My meddling with a Jaffrey recipe. She calls it Thai, but it is way too simple to be that. It is, nonetheless, a wonderful soup which can be eaten often without tiring of it.
Chicken stock maybe 1 litre per two people
Just cooked thin rice noodles, rinsed while draining to cool them down (stops overcooking)
Green beans topped and tailed and sliced into two, half a cup or more per person
Bean sprouts topped and tailed, yes, tedious, isn’t it? Maybe a cup per person
While the noodles are first cooking prepare everything else, including the things to be served at the table (see below). After noodles are drained, put chicken stock in the same saucepan, or water if you are simply adding a stock cube – a good quality stockcube isn’t a disaster, given the other flavourings to be added. If lucky enough to be in Australia you can get those Massel vegetarian gluten free chicken stock cubes, so it is servable to everybody. After the stock has come to the boil, throw in the beans and cook to taste, for me that’s a couple of minutes. Place a cup of prepared beansprouts at the bottom of each bowl. When beans are almost done, return the noodles to the stock. Give them a moment to warm and then put the noodles, beans and stock over the beansprouts in each bowl.
Prepare small bowls of:
rice vinegar with fresh chopped chilli added
mint leaves torn or bruised
Unsalted roasted peanuts crushed coarsely maybe half a cup per 2 people
At the table each person adds the various seasonings to taste.
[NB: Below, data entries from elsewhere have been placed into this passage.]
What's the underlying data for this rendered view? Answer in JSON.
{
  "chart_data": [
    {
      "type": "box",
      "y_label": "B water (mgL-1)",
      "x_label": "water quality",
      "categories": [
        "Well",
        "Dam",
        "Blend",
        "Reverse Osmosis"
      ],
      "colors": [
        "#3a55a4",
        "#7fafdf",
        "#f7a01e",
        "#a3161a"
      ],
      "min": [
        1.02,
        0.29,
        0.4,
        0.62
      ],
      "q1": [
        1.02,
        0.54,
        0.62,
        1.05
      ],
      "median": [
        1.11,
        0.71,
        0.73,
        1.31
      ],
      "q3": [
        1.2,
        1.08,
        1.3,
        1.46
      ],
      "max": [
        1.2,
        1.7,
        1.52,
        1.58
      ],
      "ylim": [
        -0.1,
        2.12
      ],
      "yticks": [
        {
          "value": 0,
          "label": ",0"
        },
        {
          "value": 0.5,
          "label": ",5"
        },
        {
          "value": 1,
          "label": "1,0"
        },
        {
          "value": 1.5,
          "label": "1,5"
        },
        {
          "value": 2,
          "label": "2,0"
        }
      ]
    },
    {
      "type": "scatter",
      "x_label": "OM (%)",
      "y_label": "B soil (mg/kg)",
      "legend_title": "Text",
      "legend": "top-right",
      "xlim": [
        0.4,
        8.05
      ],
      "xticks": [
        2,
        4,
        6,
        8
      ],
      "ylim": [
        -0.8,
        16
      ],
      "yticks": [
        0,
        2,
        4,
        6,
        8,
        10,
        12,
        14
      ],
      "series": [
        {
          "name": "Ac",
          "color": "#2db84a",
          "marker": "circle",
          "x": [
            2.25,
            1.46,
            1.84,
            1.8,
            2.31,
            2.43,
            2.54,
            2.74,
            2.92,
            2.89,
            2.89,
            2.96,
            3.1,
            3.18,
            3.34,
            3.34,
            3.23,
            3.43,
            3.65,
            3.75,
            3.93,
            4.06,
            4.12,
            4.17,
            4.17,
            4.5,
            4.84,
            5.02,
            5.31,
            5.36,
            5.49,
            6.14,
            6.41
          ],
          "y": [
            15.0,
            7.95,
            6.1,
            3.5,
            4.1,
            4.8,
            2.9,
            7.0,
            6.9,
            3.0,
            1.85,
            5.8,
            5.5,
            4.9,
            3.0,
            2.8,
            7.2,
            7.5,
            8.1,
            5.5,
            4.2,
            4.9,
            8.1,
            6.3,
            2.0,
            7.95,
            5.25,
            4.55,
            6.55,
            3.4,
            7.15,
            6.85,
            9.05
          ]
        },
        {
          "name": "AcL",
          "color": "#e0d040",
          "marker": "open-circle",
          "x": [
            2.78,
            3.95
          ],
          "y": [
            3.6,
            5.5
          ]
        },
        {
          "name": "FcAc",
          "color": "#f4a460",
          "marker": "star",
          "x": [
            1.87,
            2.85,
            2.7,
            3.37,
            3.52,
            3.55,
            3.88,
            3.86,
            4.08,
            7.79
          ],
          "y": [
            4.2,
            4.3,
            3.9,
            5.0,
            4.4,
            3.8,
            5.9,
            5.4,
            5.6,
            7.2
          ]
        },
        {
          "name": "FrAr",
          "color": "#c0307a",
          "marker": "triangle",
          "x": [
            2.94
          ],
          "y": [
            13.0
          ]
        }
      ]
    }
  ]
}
I’ve only ever tasted this with some of everything, so I have no idea of the impact of being picky.
Put the chilli in a separate bowl so that people can avoid it without avoiding the vinegar. If you have made real chicken stock, you probably have some chicken you can add on your non-vegetarian days. Obviously beef stock is an option. And needless to say, the basic vegetables of beansprouts and beans could be replaced with many other options. I could imagine any Asian greens, not to mention very fine long slivers of carrot.